Investing in initial coin offerings (ICO’s) and in cryptocurrencies is highly speculative and basically you can lose all your money.
But cryptocurrency is important and it is not going away, or be limited to 100 years as others may speculate: transactions are fast, digital, secure and worldwide, which in essence allow the maintenance of records without risk of data being pirated. Fraud is, actually, minimized.
What is the future of cryptocurrency?
Depending on who you ask about the future of cryptocurrency, you’ll get a different answer. Some analysts seem concerned about the risks that lie ahead, while others are confident that cryptocurrency has a stable role in our future.
Optimists may have a good reason to maintain their positive outlook. Despite the COVID pandemic and all of the economic chaos experienced in 2020, Bitcoin’s mid-November 2020 run surpassed all expectations, and the cryptocurrency has reached its all-time high. Since December of last 2020, Bitcoin has more than doubled its value, almost tripled, and some believe this is just the beginning of a long bullish run.
A number of experts believe that the Bitcoin surge of November 2020 and subsequently bears little resemblance to its December 2017 infamous spike, when the currency broke all previous records.
Also Read: Outrage as CBN Bans Cryptocurrency
Those who rushed into the legendary Bitcoin rally of the winter of 2017 were disappointed when the currency crashed shortly after. However, many believe that the previous surge was mostly facilitated by individual investors, rather than institutional support in the currency. When the individuals cashed out, Bitcoin’s price plummeted.
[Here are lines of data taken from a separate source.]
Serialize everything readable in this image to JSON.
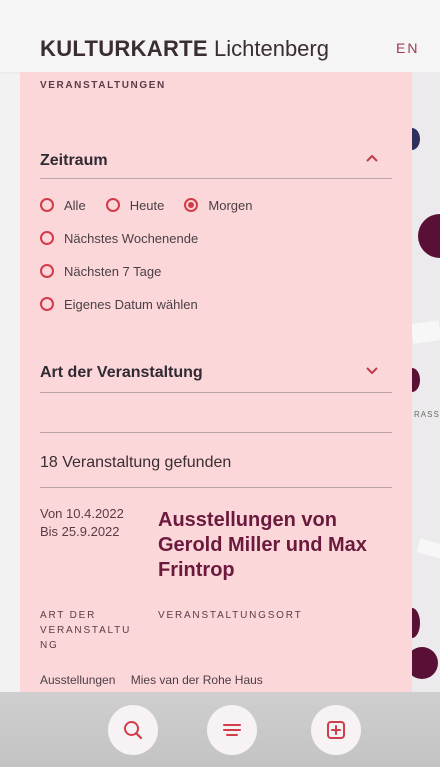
{
  "header": {
    "brand": "KULTURKARTE",
    "district": "Lichtenberg",
    "language_toggle": "EN"
  },
  "panel": {
    "section_title": "VERANSTALTUNGEN",
    "filters": {
      "zeitraum": {
        "label": "Zeitraum",
        "expanded": true,
        "options": [
          {
            "label": "Alle",
            "checked": false
          },
          {
            "label": "Heute",
            "checked": false
          },
          {
            "label": "Morgen",
            "checked": true
          },
          {
            "label": "Nächstes Wochenende",
            "checked": false
          },
          {
            "label": "Nächsten 7 Tage",
            "checked": false
          },
          {
            "label": "Eigenes Datum wählen",
            "checked": false
          }
        ]
      },
      "art": {
        "label": "Art der Veranstaltung",
        "expanded": false
      }
    },
    "result_count": "18 Veranstaltung gefunden",
    "event": {
      "date_from": "Von 10.4.2022",
      "date_to": "Bis 25.9.2022",
      "title": "Ausstellungen von Gerold Miller und Max Frintrop",
      "type_label": "ART DER VERANSTALTU NG",
      "venue_label": "VERANSTALTUNGSORT",
      "type_value_cut": "Ausstellungen",
      "venue_value_cut": "Mies van der Rohe Haus"
    }
  },
  "map": {
    "street_label": "RASS"
  },
  "dock": {
    "buttons": [
      {
        "icon": "search-icon"
      },
      {
        "icon": "menu-icon"
      },
      {
        "icon": "add-icon"
      }
    ]
  },
  "colors": {
    "panel_bg": "#fbd7d9",
    "accent_red": "#d23b48",
    "title_plum": "#6b1a3e",
    "lang_red": "#a23b4f"
  }
}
These days, Bitcoin is being promoted and supported by institutional investors. Big institutions like Fidelity Investments, JP Morgan and PayPal have taken steps into the crypto space. Fidelity has its own digital asset division, JPM has released its internal digital token and PayPal will allows users to pay via their crypto wallets. Moreover, big Wall Street hedge fund guys like Paul Tudor Jones have taken a liking to Bitcoin. Jones has even suggested that Bitcoin will be the anchor to hold us down against impending currency devaluation, similar to the role of the gold standard in the 1970s.
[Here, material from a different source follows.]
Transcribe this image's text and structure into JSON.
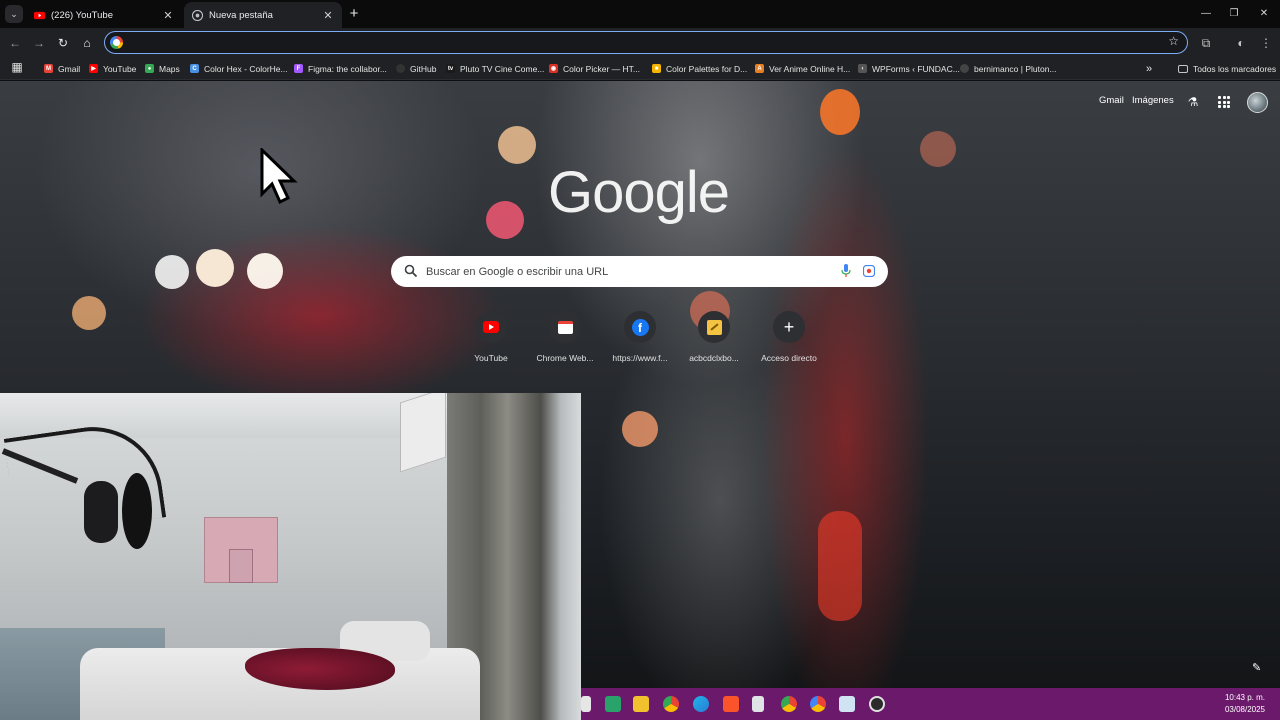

Not only are they supporting it by letting others buy it, they are buying it themselves. Big firms like Square and Galaxy Digital Holdings are actually stockpiling millions of dollars worth of Bitcoin.
Tesla, owned by the richest man in the world, Elon Musk (a big fan, and influencer, of cryptocurrency), recently bought Bitcoin worth $1.5 billion and announced plans to begin to accept Bitcoin as payment very soon.
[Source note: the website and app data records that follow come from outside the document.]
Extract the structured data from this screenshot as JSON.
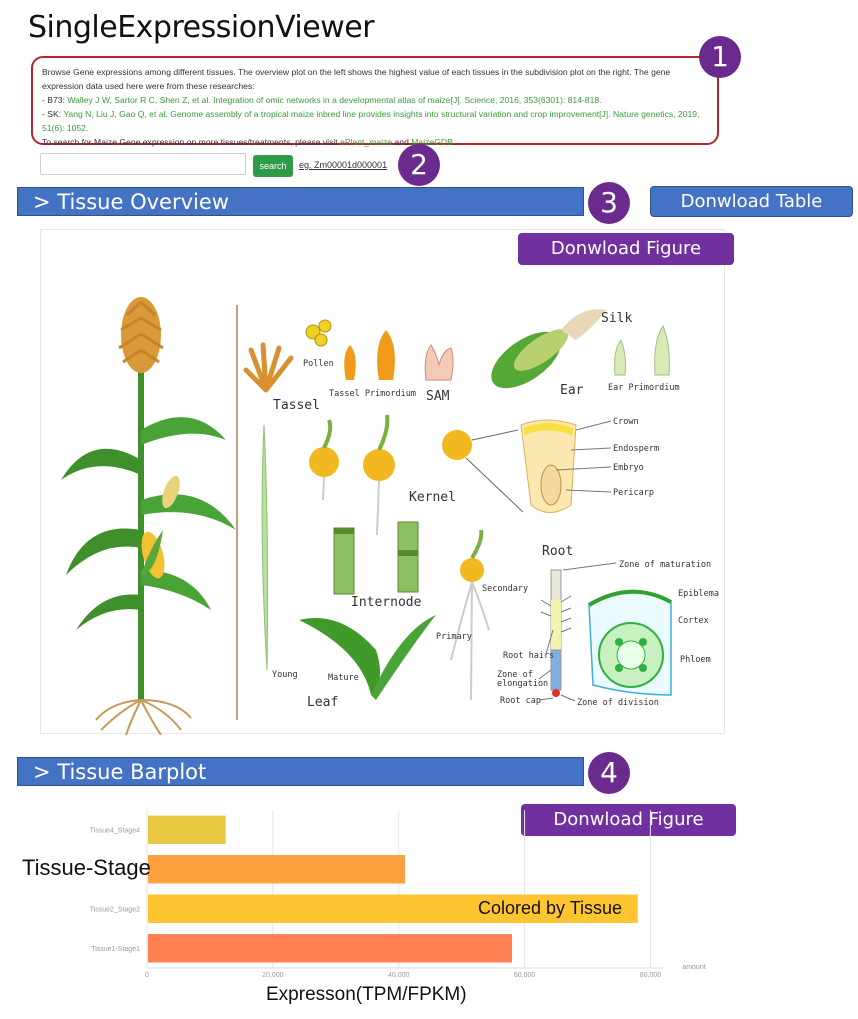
{
  "app": {
    "title": "SingleExpressionViewer"
  },
  "description": {
    "line1": "Browse Gene expressions among different tissues. The overview plot on the left shows the highest value of each tissues in the subdivision plot on the right. The gene",
    "line2": "expression data used here were from these researches:",
    "b73_prefix": "- B73: ",
    "b73_ref": "Walley J W, Sartor R C, Shen Z, et al. Integration of omic networks in a developmental atlas of maize[J]. Science, 2016, 353(6301): 814-818.",
    "sk_prefix": "- SK: ",
    "sk_ref_1": "Yang N, Liu J, Gao Q, et al. Genome assembly of a tropical maize inbred line provides insights into structural variation and crop improvement[J]. Nature genetics, 2019,",
    "sk_ref_2": "51(6): 1052.",
    "visit_prefix": "To search for Maize Gene expression on more tissues/treatments, please visit ",
    "link_eplant": "ePlant_maize",
    "and": " and ",
    "link_maizegdb": "MaizeGDB",
    "period": "."
  },
  "search": {
    "placeholder": "",
    "button_label": "search",
    "example": "eg. Zm00001d000001"
  },
  "badges": [
    "1",
    "2",
    "3",
    "4"
  ],
  "overview": {
    "section_title": "> Tissue Overview",
    "download_table": "Donwload Table",
    "download_figure": "Donwload Figure",
    "labels": {
      "pollen": "Pollen",
      "tassel": "Tassel",
      "tassel_primordium": "Tassel Primordium",
      "sam": "SAM",
      "silk": "Silk",
      "ear": "Ear",
      "ear_primordium": "Ear Primordium",
      "crown": "Crown",
      "endosperm": "Endosperm",
      "embryo": "Embryo",
      "pericarp": "Pericarp",
      "kernel": "Kernel",
      "internode": "Internode",
      "root": "Root",
      "secondary": "Secondary",
      "primary": "Primary",
      "zone_maturation": "Zone of maturation",
      "epiblema": "Epiblema",
      "cortex": "Cortex",
      "phloem": "Phloem",
      "root_hairs": "Root hairs",
      "zone_of": "Zone of",
      "elongation": "elongation",
      "root_cap": "Root cap",
      "zone_division": "Zone of division",
      "young": "Young",
      "mature": "Mature",
      "leaf": "Leaf"
    }
  },
  "barplot": {
    "section_title": "> Tissue Barplot",
    "download_figure": "Donwload Figure",
    "annotation_y": "Tissue-Stage",
    "annotation_color": "Colored by Tissue",
    "annotation_x": "Expresson(TPM/FPKM)"
  },
  "chart_data": {
    "type": "bar",
    "orientation": "horizontal",
    "categories": [
      "Tissue1-Stage1",
      "Tissue2_Stage2",
      "",
      "Tissue4_Stage4"
    ],
    "values": [
      58000,
      78000,
      41000,
      12500
    ],
    "colors": [
      "#ff8052",
      "#ffc530",
      "#ffa040",
      "#e8c840"
    ],
    "xlabel": "amount",
    "xlim": [
      0,
      82000
    ],
    "xticks": [
      0,
      20000,
      40000,
      60000,
      80000
    ],
    "xtick_labels": [
      "0",
      "20,000",
      "40,000",
      "60,000",
      "80,000"
    ],
    "grid": true
  }
}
This is potentially good news, as it means that Bitcoin holders this rally might be less tempted to sell, since institutional investments are usually not bought with the intention of making a quick profit.
Though many are proceeding with caution, there’s a lot of optimism surrounding the future of cryptocurrency in this new year and beyond. That being said, there are some risks to consider.
What are the risks?
One of the major risks of Bitcoin is that it remains incredibly volatile. It can shoot up over a short period and shoot down in a matter of weeks, days or even hours. Moreover, there are security threats that can arise like a 51% attack, where miners gain majority control and disrupt transactions.
However, the recent influx of institutional interest, as well as companies like PayPal making buying Bitcoin more accessible to people all over the world, mean that cryptocurrency is becoming a more certain fixture in our financial future.